Why Sola Gratia?
The fourth of six posts on the doctrine behind the new album.
Sola Gratia – salvation by grace alone. But salvation from what? To answer that, let’s take a detour through a related doctrine – total depravity.
Total Depravity is usually stated something like “human nature is inherently bad”. This isn’t a great way to put it, since “Human Nature” can be taken several different ways. A better way of stating it is that human nature is corrupted, meaning that, left to its own devices, it is totally unable to attain ultimate Good for itself.
The Roman Catholic doctrine of Luther’s day (and, arguably, to this day) was synergistic. It imagined God looking down, finding a little tiny bit of good in someone, and growing it by his grace. Salvation was thus something you could be cajoled into, if you can just get that first little bit of good into someone. Thomas Aquinas, the great Doctor of the Catholic Church, even stated it explicitly: “lawmakers [can] make men good by habituating them to good works.”
Sola Gratia, however, is monergistic: God doesn’t look for anyone with a small orientation to the Good, because there isn’t anyone. Rather, God himself instills that orientation – and always finishes what he starts (cf. Philippians 1:6). There’s nothing in us for God to work with, so he creates it, ex nihilo and unilaterally. Not against our will, but prior to it. The desire for Good is a gift of God – that desire is grace.
What this means is that salvation is totally supernatural. Not even 99% with a little kernel of our own natural good, but 100% supernatural. This, in turn, means – since salvation is entirely a work of God – that you can’t stack the deck for someone’s salvation. In other words, you can’t make someone else more likely to be saved by altering his environment.

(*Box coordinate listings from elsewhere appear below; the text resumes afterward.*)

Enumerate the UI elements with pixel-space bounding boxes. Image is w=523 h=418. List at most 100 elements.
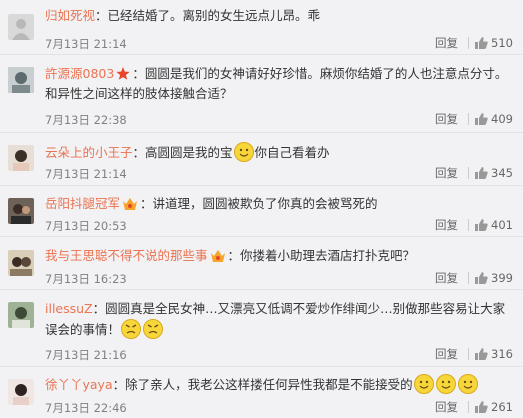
like-count: 261 xyxy=(491,400,513,414)
thumbs-up-icon xyxy=(475,37,488,49)
divider xyxy=(468,272,470,284)
divider xyxy=(468,348,470,360)
comment-body: 我与王思聪不得不说的那些事 ：你搂着小助理去酒店打扑克吧？ xyxy=(45,246,513,266)
star-badge-icon xyxy=(116,67,131,80)
vip-badge-icon xyxy=(123,198,138,210)
avatar[interactable] xyxy=(8,250,34,276)
comment-item: 徐丫丫yaya：除了亲人，我老公这样搂任何异性我都是不能接受的 7月13日 22… xyxy=(0,367,523,418)
comment-time: 7月13日 22:46 xyxy=(45,401,127,415)
smile-emoji-icon xyxy=(457,374,478,394)
comment-username[interactable]: 徐丫丫yaya xyxy=(45,377,113,392)
divider xyxy=(468,113,470,125)
avatar[interactable] xyxy=(8,198,34,224)
like-button[interactable]: 316 xyxy=(475,347,513,361)
reply-button[interactable]: 回复 xyxy=(435,270,458,286)
like-button[interactable]: 399 xyxy=(475,271,513,285)
comment-actions: 回复 510 xyxy=(435,35,513,51)
comment-text: ：除了亲人，我老公这样搂任何异性我都是不能接受的 xyxy=(112,377,413,392)
avatar[interactable] xyxy=(8,14,34,40)
comment-meta: 7月13日 21:14 回复 345 xyxy=(45,165,513,181)
comment-item: 我与王思聪不得不说的那些事 ：你搂着小助理去酒店打扑克吧？ 7月13日 16:23… xyxy=(0,237,523,290)
comment-text: ：讲道理，圆圆被欺负了你真的会被骂死的 xyxy=(140,196,378,211)
reply-button[interactable]: 回复 xyxy=(435,111,458,127)
comment-username[interactable]: 归如死视 xyxy=(45,8,95,23)
reply-button[interactable]: 回复 xyxy=(435,35,458,51)
like-button[interactable]: 510 xyxy=(475,36,513,50)
avatar[interactable] xyxy=(8,302,34,328)
comment-item: 岳阳抖腿冠军 ：讲道理，圆圆被欺负了你真的会被骂死的 7月13日 20:53 回复… xyxy=(0,186,523,237)
comment-actions: 回复 345 xyxy=(435,165,513,181)
user-photo-avatar xyxy=(8,198,34,224)
comment-body: 徐丫丫yaya：除了亲人，我老公这样搂任何异性我都是不能接受的 xyxy=(45,374,513,395)
reply-button[interactable]: 回复 xyxy=(435,399,458,415)
user-photo-avatar xyxy=(8,302,34,328)
smile-emoji-icon xyxy=(233,142,254,162)
like-button[interactable]: 345 xyxy=(475,166,513,180)
user-photo-avatar xyxy=(8,145,34,171)
comment-meta: 7月13日 20:53 回复 401 xyxy=(45,217,513,233)
comment-username[interactable]: 岳阳抖腿冠军 xyxy=(45,196,120,211)
comment-text: ：高圆圆是我的宝 xyxy=(132,145,233,160)
divider xyxy=(468,37,470,49)
divider xyxy=(468,167,470,179)
comment-text: ：圆圆真是全民女神…又漂亮又低调不爱炒作绯闻少…别做那些容易让大家误会的事情！ xyxy=(45,301,506,337)
comment-item: 归如死视：已经结婚了。离别的女生远点儿昂。乖 7月13日 21:14 回复 51… xyxy=(0,0,523,55)
comment-username[interactable]: illessuZ xyxy=(45,301,93,316)
like-count: 316 xyxy=(491,347,513,361)
avatar[interactable] xyxy=(8,379,34,405)
thumbs-up-icon xyxy=(475,272,488,284)
angry-emoji-icon xyxy=(121,319,142,339)
comment-actions: 回复 316 xyxy=(435,346,513,362)
comment-meta: 7月13日 22:38 回复 409 xyxy=(45,111,513,127)
comment-meta: 7月13日 21:14 回复 510 xyxy=(45,35,513,51)
comment-username[interactable]: 我与王思聪不得不说的那些事 xyxy=(45,248,208,263)
comment-text-continued: 你自己看着办 xyxy=(254,145,330,160)
comment-username[interactable]: 許源源0803 xyxy=(45,66,114,81)
like-button[interactable]: 261 xyxy=(475,400,513,414)
divider xyxy=(468,219,470,231)
comment-item: illessuZ：圆圆真是全民女神…又漂亮又低调不爱炒作绯闻少…别做那些容易让大… xyxy=(0,290,523,367)
comment-body: 归如死视：已经结婚了。离别的女生远点儿昂。乖 xyxy=(45,6,513,26)
comment-item: 云朵上的小王子：高圆圆是我的宝 你自己看着办 7月13日 21:14 回复 345 xyxy=(0,133,523,186)
avatar[interactable] xyxy=(8,67,34,93)
smile-emoji-icon xyxy=(435,374,456,394)
smile-emoji-icon xyxy=(413,374,434,394)
user-photo-avatar xyxy=(8,379,34,405)
thumbs-up-icon xyxy=(475,219,488,231)
thumbs-up-icon xyxy=(475,401,488,413)
comment-username[interactable]: 云朵上的小王子 xyxy=(45,145,133,160)
like-count: 510 xyxy=(491,36,513,50)
comment-body: 許源源0803 ：圆圆是我们的女神请好好珍惜。麻烦你结婚了的人也注意点分寸。和异性… xyxy=(45,64,513,104)
comment-text: ：已经结婚了。离别的女生远点儿昂。乖 xyxy=(95,8,321,23)
avatar[interactable] xyxy=(8,145,34,171)
comment-text: ：你搂着小助理去酒店打扑克吧？ xyxy=(227,248,416,263)
comment-time: 7月13日 21:14 xyxy=(45,37,127,51)
user-photo-avatar xyxy=(8,67,34,93)
reply-button[interactable]: 回复 xyxy=(435,346,458,362)
comment-time: 7月13日 20:53 xyxy=(45,219,127,233)
comment-text: ：圆圆是我们的女神请好好珍惜。麻烦你结婚了的人也注意点分寸。和异性之间这样的肢体… xyxy=(45,66,508,101)
reply-button[interactable]: 回复 xyxy=(435,217,458,233)
comment-actions: 回复 409 xyxy=(435,111,513,127)
comment-actions: 回复 401 xyxy=(435,217,513,233)
like-button[interactable]: 401 xyxy=(475,218,513,232)
comment-time: 7月13日 16:23 xyxy=(45,272,127,286)
user-photo-avatar xyxy=(8,250,34,276)
like-count: 345 xyxy=(491,166,513,180)
comment-time: 7月13日 21:16 xyxy=(45,348,127,362)
comment-meta: 7月13日 22:46 回复 261 xyxy=(45,399,513,415)
comment-meta: 7月13日 16:23 回复 399 xyxy=(45,270,513,286)
comment-list: 归如死视：已经结婚了。离别的女生远点儿昂。乖 7月13日 21:14 回复 51… xyxy=(0,0,523,418)
comment-time: 7月13日 21:14 xyxy=(45,167,127,181)
like-count: 409 xyxy=(491,112,513,126)
like-count: 401 xyxy=(491,218,513,232)
divider xyxy=(468,401,470,413)
reply-button[interactable]: 回复 xyxy=(435,165,458,181)
comment-body: illessuZ：圆圆真是全民女神…又漂亮又低调不爱炒作绯闻少…别做那些容易让大… xyxy=(45,299,513,340)
comment-body: 岳阳抖腿冠军 ：讲道理，圆圆被欺负了你真的会被骂死的 xyxy=(45,194,513,214)
comment-item: 許源源0803 ：圆圆是我们的女神请好好珍惜。麻烦你结婚了的人也注意点分寸。和异性… xyxy=(0,55,523,133)
comment-time: 7月13日 22:38 xyxy=(45,113,127,127)
like-button[interactable]: 409 xyxy=(475,112,513,126)
thumbs-up-icon xyxy=(475,167,488,179)
comment-actions: 回复 261 xyxy=(435,399,513,415)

Now we can – and are indeed commanded to – be instruments of grace through evangelism. But the old idea of Compelle Intrare – “compel to enter [the Church]” in order that good habits might be established – is exploded.
The great sociologist Max Weber noted “the fundamentally anti-authoritarian tendency of the doctrine, which at bottom undermined every responsibility for ethical conduct or spiritual salvation on the part of [the institutional] Church or State as useless.” Likewise, C.S. Lewis observed that “Of all tyrannies, a tyranny sincerely exercised for the good of its victims may be the most oppressive.” Sola Gratia, with its pessimistic view of the goodness of man, might initially seem to be a dismal doctrine. But it comes not only with the good news of God’s grace to salvation, but also with the more immanent effect of sweeping away any justification for the moralizing tyranny which lay over Europe since even before the rise of Christendom.